Pepsi is trying to disprove the old adage that the better something tastes, the worse it is for your body.
According to Ad Age, the soda giant is working with the biotech company Senomyx to produce a “taste modifier” that would essentially tell your taste buds they are receiving more sugar than they actually are.
Though the taste modifier ingredient is still awaiting regulatory approval, Senomyx chairman and CEO Kent Snyder estimated in a conference call with investors that it would allow beverage makers to reduce sugar by up to 50% without losing any sweetness.
Known as “S617,” the ingredient works by binding to the receptor cells in taste buds to trigger the sensation of sweetness that people receive when they taste sugar or high-fructose corn syrup.
S617 could be a massive boost to Pepsi as it tries to cater to an increasingly health-conscious consumer base, without losing the tasty flavour that compels people to reach for soda in the first place.

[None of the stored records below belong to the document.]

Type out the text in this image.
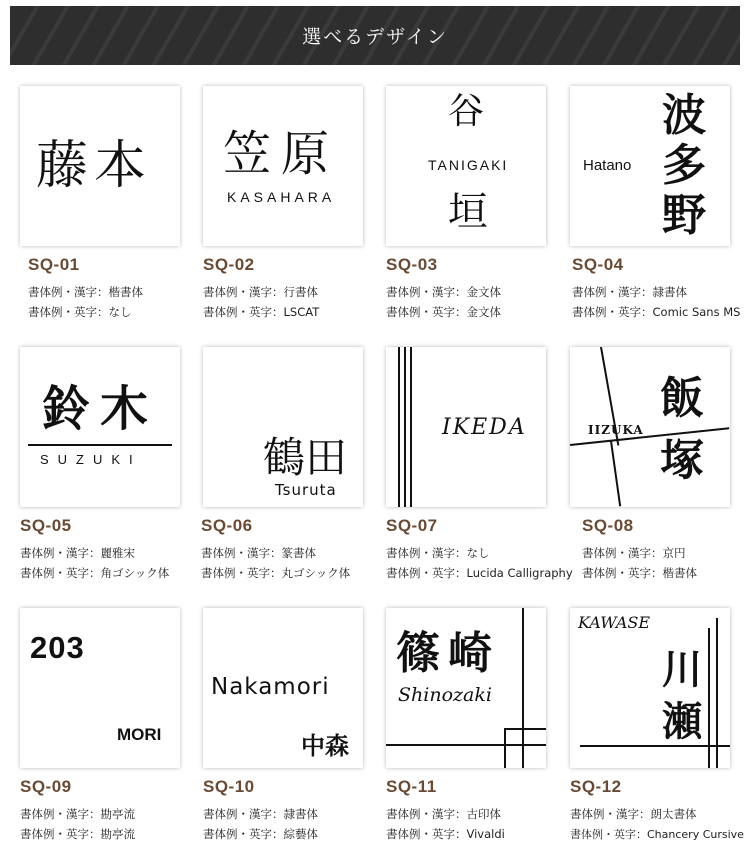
選べるデザイン
藤本
SQ-01
書体例・漢字：楷書体
書体例・英字：なし
笠原
KASAHARA
SQ-02
書体例・漢字：行書体
書体例・英字：LSCAT
谷
TANIGAKI
垣
SQ-03
書体例・漢字：金文体
書体例・英字：金文体
Hatano
波
多
野
SQ-04
書体例・漢字：隷書体
書体例・英字：Comic Sans MS
鈴木
SUZUKI
SQ-05
書体例・漢字：麗雅宋
書体例・英字：角ゴシック体
鶴田
Tsuruta
SQ-06
書体例・漢字：篆書体
書体例・英字：丸ゴシック体
IKEDA
SQ-07
書体例・漢字：なし
書体例・英字：Lucida Calligraphy
IIZUKA
飯
塚
SQ-08
書体例・漢字：京円
書体例・英字：楷書体
203
MORI
SQ-09
書体例・漢字：勘亭流
書体例・英字：勘亭流
Nakamori
中森
SQ-10
書体例・漢字：隷書体
書体例・英字：綜藝体
篠崎
Shinozaki
SQ-11
書体例・漢字：古印体
書体例・英字：Vivaldi
KAWASE
川
瀬
SQ-12
書体例・漢字：朗太書体
書体例・英字：Chancery Cursive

U.S. soda consumption has decreased in each of the past eight years, and Pepsi’s most recent quarter was so bad that it wouldn’t even say how far its U.S. soda sales fell (only reporting that the drop in volume sold was in the “mid-single digits”).
Pepsi entered into a $US30-million, four-year deal with Senomyx in 2010, agreeing to provide an additional $US32 million in research and development payments.
In the event that Senomyx is able to get regulatory approval of S617, it remains to be seen whether consumers wary of artificial sweeteners will take to it. Though Senomyx says its taste modifiers are made from natural components, it’s possible some consumers will still be turned off by S617 because it is made in a lab.